INAUGURATION DE LA STATUE DE VOLTAIRE
Le mardi 14 juillet 1885.
DISCOURS
DE
M. V. SARDOU
DIRECTEUR DE L’ACADÉMIE
MESSIEURS,
Je ne viens pas, au nom de l’Académie française, faire ici l’éloge de Voltaire. Cet éloge n’est plus à faire. L’admiration de deux siècles ne laisse rien à dire, qui n’ait été dit déjà. D’ailleurs, il est des renommées si hautes, qu’elles sont au-dessus des critiques et des louanges. La sienne est du nombre, Il est Voltaire !... cela suffit, et vaut tous les panégyriques ; car Voltaire : c’est, pour le monde entier, la guerre aux préjugés, la haine de l’arbitraire, la passion du droit et le plus ardent amour de l’humanité ; tout le génie d’un peuple, concentré dans un seul homme ; toute l’œuvre d’un siècle, résumée dans un seul nom. L’Académie s’associe avec joie à cette consécration nouvelle d’une gloire qui lui appartient, et l’on ne saurait trop féliciter le Conseil municipal de Paris, qui dresse cette statue au cœur même de la ville, pour qu’elle dise bien au passant : Garde-toi des ignorants et des exaltés !... Et, de quelque part qu’ils viennent, proteste contre tous les abus, toutes les intolérances et tous les fanatismes ! »
Après m’être incliné, pour l’Académie française, devant cette image d’un grand homme, si bien placée, entre la maison qui l’a vu mourir et celle qui le voit immortel, — d’une immortalité qu’il ne doit qu’à lui-même, — j’ai aussi le devoir, comme représentant des auteurs dramatiques, de saluer, en lui, l’auteur de Mérope et de Zaïre ; mais surtout le classique audacieux qui n’a pas cru être infidèle à Corneille en nous révélant Shakspeare.

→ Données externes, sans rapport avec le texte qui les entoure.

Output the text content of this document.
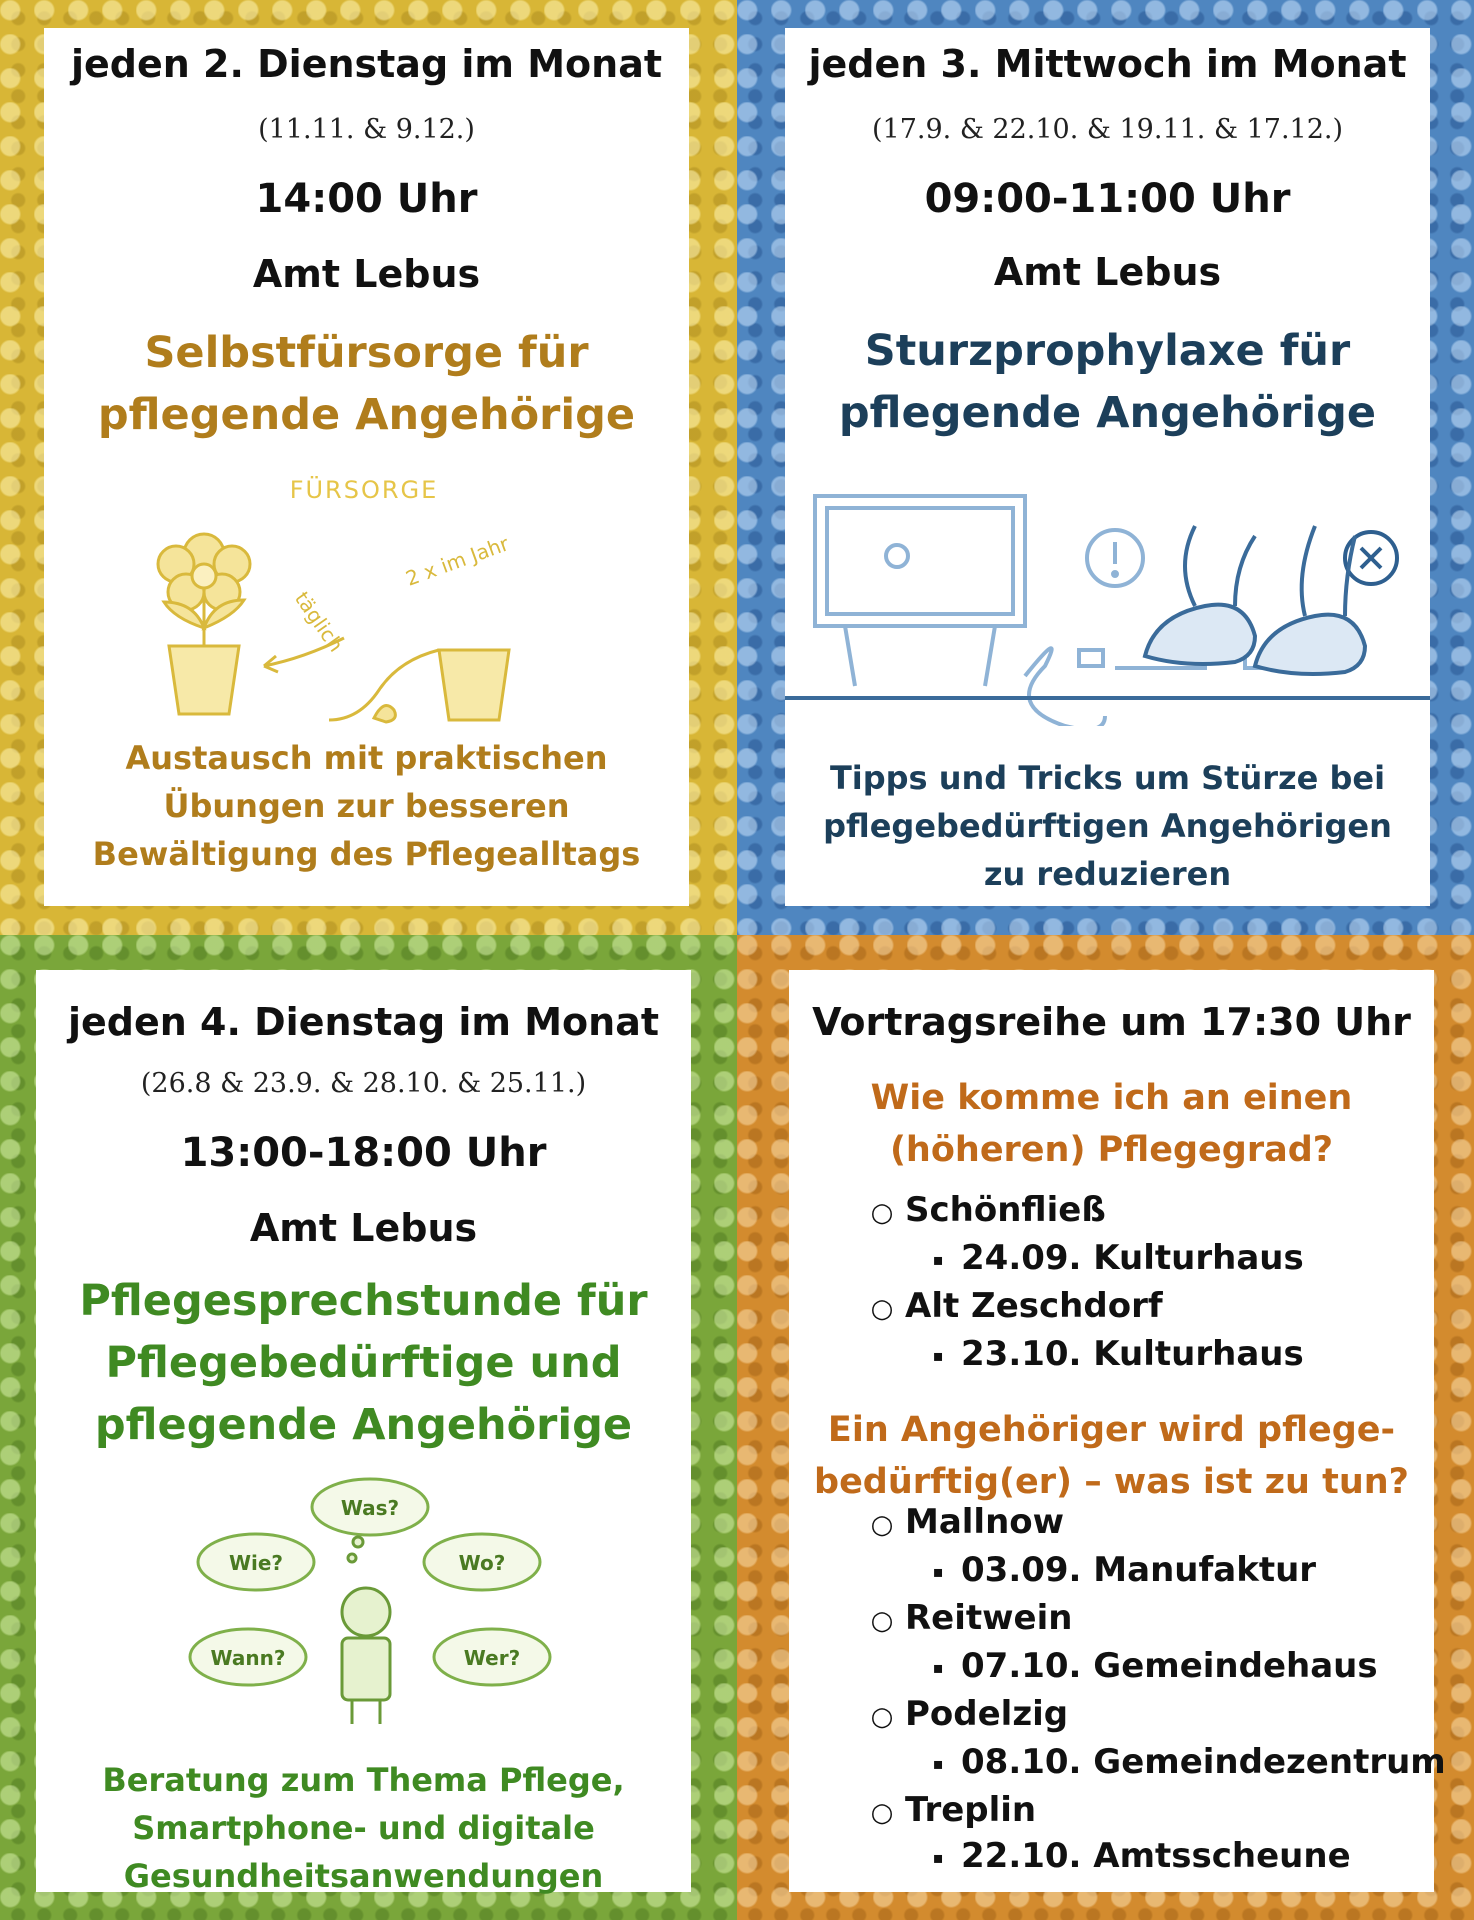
jeden 2. Dienstag im Monat
(11.11. & 9.12.)
14:00 Uhr
Amt Lebus
Selbstfürsorge für
pflegende Angehörige
FÜRSORGE
täglich
2 x im Jahr
Austausch mit praktischen
Übungen zur besseren
Bewältigung des Pflegealltags
jeden 3. Mittwoch im Monat
(17.9. & 22.10. & 19.11. & 17.12.)
09:00-11:00 Uhr
Amt Lebus
Sturzprophylaxe für
pflegende Angehörige
Tipps und Tricks um Stürze bei
pflegebedürftigen Angehörigen
zu reduzieren
jeden 4. Dienstag im Monat
(26.8 & 23.9. & 28.10. & 25.11.)
13:00-18:00 Uhr
Amt Lebus
Pflegesprechstunde für
Pflegebedürftige und
pflegende Angehörige
Was?
Wie?	Wo?
Wann?	Wer?
Beratung zum Thema Pflege,
Smartphone- und digitale
Gesundheitsanwendungen
Vortragsreihe um 17:30 Uhr
Wie komme ich an einen
(höheren) Pflegegrad?
○ Schönfließ
▪ 24.09. Kulturhaus
○ Alt Zeschdorf
▪ 23.10. Kulturhaus
Ein Angehöriger wird pflege-
bedürftig(er) – was ist zu tun?
○ Mallnow
▪ 03.09. Manufaktur
○ Reitwein
▪ 07.10. Gemeindehaus
○ Podelzig
▪ 08.10. Gemeindezentrum
○ Treplin
▪ 22.10. Amtsscheune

Précurseur en toutes choses et, jusque dans l’art théâtral, révolutionnaire sans le savoir, il frayait ainsi les voies à des nouveautés littéraires qu’il ne pressentait pas, — car il y a loin de Mahomet à Ruy Blas, — et qu’il ne verrait pas sans quelque surprise. Mais il faut accepter les dons du génie sans lui demander compte des intentions. En nous enseignant, avec le drame shakspearien, à ne plus nous renfermer dans l’admiration exclusive des anciens, à nous affranchir de règles tyranniques, à briser le moule étroit qui comprimait l’expansion de notre art national ; en nous apprenant enfin à ne pas accepter son propre théâtre pour modèle, il portait le premier coup à la tragédie classique, cette Bastille ; et préparait le triomphe du romantisme, ce Quatre-vingt-neuf de l’art dramatique. Un tel service mérite beaucoup de reconnaissance et j’en dépose ici l’hommage au nom de tous mes confrères.